A lot of things are "law of the land" but are patently unconstitutional. The Constitution is quite clear that unless a power is specifically delegated to the Federal government, then it remains the sole prerogative of the several states or the people themselves.
The idea that the Federal government should ever have millions of pages of laws, codes, and regulations is anathema to the Constitution that created that government. The Constitution is supposed to function like a contract between the people, the states, and the Federal government. The Federal government is the creation of the states. They instituted it to broker among themselves and with foreign entities. It cannot possess any power not first granted to it by the states and the people. I know everyone here knows all that, it just bears repeating. It's mindboggling how far we have gone from that. Our system of government now seems to operate on a principle of "well Washington has gotten away with it for so long and in so many different instances, that's just how it is and it would be stupid to try and stop it now".

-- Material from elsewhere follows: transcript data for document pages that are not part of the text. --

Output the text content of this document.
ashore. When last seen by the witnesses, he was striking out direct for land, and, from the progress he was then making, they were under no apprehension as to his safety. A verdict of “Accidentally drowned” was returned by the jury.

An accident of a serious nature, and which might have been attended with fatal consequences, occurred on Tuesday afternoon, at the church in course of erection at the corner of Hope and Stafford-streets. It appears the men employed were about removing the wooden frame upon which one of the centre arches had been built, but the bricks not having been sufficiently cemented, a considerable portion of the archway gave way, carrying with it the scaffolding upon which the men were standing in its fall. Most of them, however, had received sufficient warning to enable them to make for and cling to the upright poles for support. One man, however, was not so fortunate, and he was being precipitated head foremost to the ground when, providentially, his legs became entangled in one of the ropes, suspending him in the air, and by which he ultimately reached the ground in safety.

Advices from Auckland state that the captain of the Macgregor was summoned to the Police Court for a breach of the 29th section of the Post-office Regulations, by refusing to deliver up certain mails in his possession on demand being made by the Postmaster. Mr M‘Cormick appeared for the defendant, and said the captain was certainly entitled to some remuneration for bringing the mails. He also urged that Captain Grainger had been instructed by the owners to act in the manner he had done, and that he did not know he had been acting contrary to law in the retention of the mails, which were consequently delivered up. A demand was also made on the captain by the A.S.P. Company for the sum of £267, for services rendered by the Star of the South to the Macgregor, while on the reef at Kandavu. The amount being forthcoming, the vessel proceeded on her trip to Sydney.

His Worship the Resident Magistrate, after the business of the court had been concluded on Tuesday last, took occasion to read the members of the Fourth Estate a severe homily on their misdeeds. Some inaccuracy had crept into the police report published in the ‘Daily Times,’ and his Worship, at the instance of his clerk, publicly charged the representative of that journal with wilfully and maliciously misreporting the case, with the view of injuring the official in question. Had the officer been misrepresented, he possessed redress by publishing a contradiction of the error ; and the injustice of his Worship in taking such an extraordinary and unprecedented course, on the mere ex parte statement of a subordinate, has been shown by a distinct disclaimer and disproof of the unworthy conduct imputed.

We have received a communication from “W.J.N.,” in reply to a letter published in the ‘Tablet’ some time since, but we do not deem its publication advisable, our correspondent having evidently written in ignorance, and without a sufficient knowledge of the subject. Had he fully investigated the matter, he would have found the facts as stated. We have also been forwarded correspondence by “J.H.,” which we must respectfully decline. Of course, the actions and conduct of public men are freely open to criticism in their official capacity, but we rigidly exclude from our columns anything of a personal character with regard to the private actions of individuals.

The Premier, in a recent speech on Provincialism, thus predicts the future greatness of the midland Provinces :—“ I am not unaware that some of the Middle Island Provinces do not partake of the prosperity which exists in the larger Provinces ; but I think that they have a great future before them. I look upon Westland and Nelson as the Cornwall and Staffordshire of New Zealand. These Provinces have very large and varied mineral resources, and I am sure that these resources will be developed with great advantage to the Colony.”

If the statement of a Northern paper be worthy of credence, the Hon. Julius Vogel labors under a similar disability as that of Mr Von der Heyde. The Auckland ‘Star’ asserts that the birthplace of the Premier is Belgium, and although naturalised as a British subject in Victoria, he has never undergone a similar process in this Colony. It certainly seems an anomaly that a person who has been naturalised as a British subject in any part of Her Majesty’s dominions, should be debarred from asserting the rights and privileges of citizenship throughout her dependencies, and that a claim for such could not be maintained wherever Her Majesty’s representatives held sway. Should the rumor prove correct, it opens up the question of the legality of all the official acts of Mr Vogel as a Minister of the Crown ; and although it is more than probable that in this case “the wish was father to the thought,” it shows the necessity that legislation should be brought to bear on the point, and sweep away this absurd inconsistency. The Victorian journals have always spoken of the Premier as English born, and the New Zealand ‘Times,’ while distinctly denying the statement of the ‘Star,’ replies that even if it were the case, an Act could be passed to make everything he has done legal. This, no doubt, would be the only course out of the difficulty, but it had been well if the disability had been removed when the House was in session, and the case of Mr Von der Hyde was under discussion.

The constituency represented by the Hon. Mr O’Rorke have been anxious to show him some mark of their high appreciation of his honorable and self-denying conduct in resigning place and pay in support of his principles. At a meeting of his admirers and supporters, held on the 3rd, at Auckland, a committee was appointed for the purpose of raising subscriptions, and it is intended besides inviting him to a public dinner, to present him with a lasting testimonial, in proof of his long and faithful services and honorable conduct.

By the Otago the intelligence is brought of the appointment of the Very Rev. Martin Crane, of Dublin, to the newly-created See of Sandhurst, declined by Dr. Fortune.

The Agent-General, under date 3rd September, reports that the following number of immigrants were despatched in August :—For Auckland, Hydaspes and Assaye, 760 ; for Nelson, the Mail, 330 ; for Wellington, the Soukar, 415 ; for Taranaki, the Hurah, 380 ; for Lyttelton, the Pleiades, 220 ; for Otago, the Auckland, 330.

Any contract not interpreted literally and under its original meaning is no contract at all. What's the point of a rule book if it can be reinterpreted at will? Yes, the people do bear a substantial portion of the blame for this state of affairs, for allowing it to happen and for allowing it to continue by reelecting politicians who do this damage. But at some point that amounts to blaming the victim, because so many of them cannot even conceive that it's wrong, that it's a Federal government simply arrogating whole new authority to itself. There is an enormous normalcy bias at work now. People in Congress like Pete Stark are on record as saying outright that the Federal government can do whatever it wants, and numbnuts John Roberts evidently agreed. But just because they assert it doesn't make it so, which leads to the next point.
Everything in politics since the beginning of time ultimately comes down to who can force his vision on everyone else. We contrive niceties and rules in an effort to buffer against that reality, and those contrivances can work well for a time here and there. But what do you do when the rules are openly flaunted? You're then back to the central premise of politics: who can force his will on others? I have no doubt we are on that inexorable trajectory and the question is going to be answered in the same ways that it always has been.